I am still struggling to resolve that, but I am 59 now and my comrades in arms are thinking about physician-assisted dying. Fighting for it, no doubt, as is the reputation for this generation.

Reading those words increased the intensity of the resolve to make my life my own. I have been in overdrive recently anyway due to an alarming wake up call known as a new job. The realization that this amazing generation is now fighting on the final frontier makes the clock ticking in my ear deafening.

Truthfully I would have been more at ease had the headline said "Boomers negotiating with God to authorize reincarnation." Had that been the case, I would have immediately E-mailed God asking that I be reincarnated as one of my cats.

My life has been off the mark since the day I went to college. I have been uncomfortable with it every day since that day. As always, I have to issue a disclaimer lest I hurt my family. My personal life is rich with beauty and love and honesty; I honestly believe I am surrounded with a family that is magnificent and a family that brings me happiness whether I am with them or just thinking about them.

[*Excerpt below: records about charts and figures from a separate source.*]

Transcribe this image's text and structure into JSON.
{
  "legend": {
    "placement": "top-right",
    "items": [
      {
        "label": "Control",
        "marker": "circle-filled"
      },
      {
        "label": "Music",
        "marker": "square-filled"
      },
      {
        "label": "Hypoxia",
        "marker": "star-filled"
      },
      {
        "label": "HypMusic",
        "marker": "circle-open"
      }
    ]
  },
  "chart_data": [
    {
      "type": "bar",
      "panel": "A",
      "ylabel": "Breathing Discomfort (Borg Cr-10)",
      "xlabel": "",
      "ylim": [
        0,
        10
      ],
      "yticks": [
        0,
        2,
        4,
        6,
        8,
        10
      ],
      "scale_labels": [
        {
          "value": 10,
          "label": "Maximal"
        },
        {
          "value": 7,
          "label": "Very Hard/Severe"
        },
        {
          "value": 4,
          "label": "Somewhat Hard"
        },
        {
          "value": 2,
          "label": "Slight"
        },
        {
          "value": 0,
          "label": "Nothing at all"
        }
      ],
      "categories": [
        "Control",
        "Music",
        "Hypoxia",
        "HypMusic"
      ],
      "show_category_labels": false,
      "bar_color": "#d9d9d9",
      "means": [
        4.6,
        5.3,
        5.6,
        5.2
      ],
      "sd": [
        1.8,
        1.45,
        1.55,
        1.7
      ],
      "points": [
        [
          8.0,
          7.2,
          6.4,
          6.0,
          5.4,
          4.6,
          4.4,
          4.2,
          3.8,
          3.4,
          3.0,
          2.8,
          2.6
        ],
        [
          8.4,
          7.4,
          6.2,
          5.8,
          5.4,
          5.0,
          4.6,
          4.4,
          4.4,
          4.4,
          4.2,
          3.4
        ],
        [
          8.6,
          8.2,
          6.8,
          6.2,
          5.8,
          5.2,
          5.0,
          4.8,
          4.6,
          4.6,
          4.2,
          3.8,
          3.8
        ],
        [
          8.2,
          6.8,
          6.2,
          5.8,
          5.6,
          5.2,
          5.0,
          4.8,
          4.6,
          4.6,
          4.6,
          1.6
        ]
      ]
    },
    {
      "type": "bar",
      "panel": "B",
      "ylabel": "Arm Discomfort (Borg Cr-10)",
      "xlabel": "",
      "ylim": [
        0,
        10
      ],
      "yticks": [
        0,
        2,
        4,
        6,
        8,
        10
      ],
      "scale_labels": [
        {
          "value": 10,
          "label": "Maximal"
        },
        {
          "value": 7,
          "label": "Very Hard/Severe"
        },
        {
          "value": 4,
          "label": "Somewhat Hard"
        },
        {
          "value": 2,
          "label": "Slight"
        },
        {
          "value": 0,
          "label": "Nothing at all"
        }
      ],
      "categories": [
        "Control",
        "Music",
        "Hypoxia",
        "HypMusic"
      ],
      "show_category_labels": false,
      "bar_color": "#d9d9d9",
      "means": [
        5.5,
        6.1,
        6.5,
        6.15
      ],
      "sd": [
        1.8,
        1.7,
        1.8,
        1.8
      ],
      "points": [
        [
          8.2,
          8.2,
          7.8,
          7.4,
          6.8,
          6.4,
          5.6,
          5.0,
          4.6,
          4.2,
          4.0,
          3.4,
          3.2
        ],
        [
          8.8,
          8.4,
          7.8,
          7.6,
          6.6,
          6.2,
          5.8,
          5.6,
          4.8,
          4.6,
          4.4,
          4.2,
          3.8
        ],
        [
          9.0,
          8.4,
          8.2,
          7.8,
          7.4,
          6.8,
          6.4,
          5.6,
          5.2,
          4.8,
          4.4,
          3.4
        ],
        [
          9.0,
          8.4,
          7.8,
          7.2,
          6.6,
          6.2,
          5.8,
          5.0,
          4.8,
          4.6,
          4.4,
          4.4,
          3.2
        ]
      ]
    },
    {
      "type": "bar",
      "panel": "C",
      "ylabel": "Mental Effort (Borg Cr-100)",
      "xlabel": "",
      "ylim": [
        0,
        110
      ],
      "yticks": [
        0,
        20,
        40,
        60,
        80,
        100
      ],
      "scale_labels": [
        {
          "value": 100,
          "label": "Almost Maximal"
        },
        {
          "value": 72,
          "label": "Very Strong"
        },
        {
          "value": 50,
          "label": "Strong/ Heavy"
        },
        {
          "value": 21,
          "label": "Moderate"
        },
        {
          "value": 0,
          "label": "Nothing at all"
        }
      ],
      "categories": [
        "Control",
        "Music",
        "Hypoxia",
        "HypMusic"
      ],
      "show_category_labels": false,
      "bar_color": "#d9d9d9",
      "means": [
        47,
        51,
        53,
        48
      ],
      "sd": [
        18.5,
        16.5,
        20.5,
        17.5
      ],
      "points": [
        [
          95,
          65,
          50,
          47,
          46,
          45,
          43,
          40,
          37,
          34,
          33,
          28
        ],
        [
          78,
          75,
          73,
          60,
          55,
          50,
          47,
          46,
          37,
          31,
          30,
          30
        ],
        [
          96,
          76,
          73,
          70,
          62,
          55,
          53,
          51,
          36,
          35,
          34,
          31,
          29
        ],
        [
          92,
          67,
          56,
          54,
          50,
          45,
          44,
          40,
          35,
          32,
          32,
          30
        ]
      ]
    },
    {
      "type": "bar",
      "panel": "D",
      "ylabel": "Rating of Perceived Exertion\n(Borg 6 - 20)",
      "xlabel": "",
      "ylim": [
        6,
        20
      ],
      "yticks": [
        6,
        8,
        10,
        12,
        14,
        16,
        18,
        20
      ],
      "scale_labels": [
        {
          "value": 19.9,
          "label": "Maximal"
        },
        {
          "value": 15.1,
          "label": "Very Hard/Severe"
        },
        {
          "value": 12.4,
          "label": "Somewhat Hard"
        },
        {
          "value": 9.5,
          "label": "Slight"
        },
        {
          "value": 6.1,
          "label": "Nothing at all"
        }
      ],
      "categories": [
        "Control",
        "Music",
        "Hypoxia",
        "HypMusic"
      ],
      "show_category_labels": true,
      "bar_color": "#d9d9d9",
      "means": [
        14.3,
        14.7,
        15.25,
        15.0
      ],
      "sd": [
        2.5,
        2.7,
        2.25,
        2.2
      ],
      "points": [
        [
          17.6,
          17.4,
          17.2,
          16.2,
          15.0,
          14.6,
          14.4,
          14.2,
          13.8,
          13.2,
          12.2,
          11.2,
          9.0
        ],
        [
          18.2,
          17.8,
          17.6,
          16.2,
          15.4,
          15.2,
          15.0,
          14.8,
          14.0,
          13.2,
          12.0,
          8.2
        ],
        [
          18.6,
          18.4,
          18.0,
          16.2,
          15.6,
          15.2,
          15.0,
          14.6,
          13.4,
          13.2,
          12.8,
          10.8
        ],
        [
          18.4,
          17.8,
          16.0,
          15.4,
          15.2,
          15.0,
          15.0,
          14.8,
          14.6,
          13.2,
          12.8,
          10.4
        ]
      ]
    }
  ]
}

But my other life, the worldly life, the working life, the professional life, has been an enormous disappointment for me and a source of great pain. As I write those words it occurs to me that it takes a high threshold of pain to survive living within the narrow roles defined as acceptable within society if you have a functioning brain. Pain to rebel, pain to adapt.

I am not ready to die, physician-assisted or not. I know in my heart and in my soul that I am better than the life I have led. I can still do something with my life, even considering the severely shortened time frame remaining.

I have been identified as a baby boomer all my life, but there have been no outward signs that I lived and breathed in rebellion.

I will be damned if physician-assisted dying is the first one.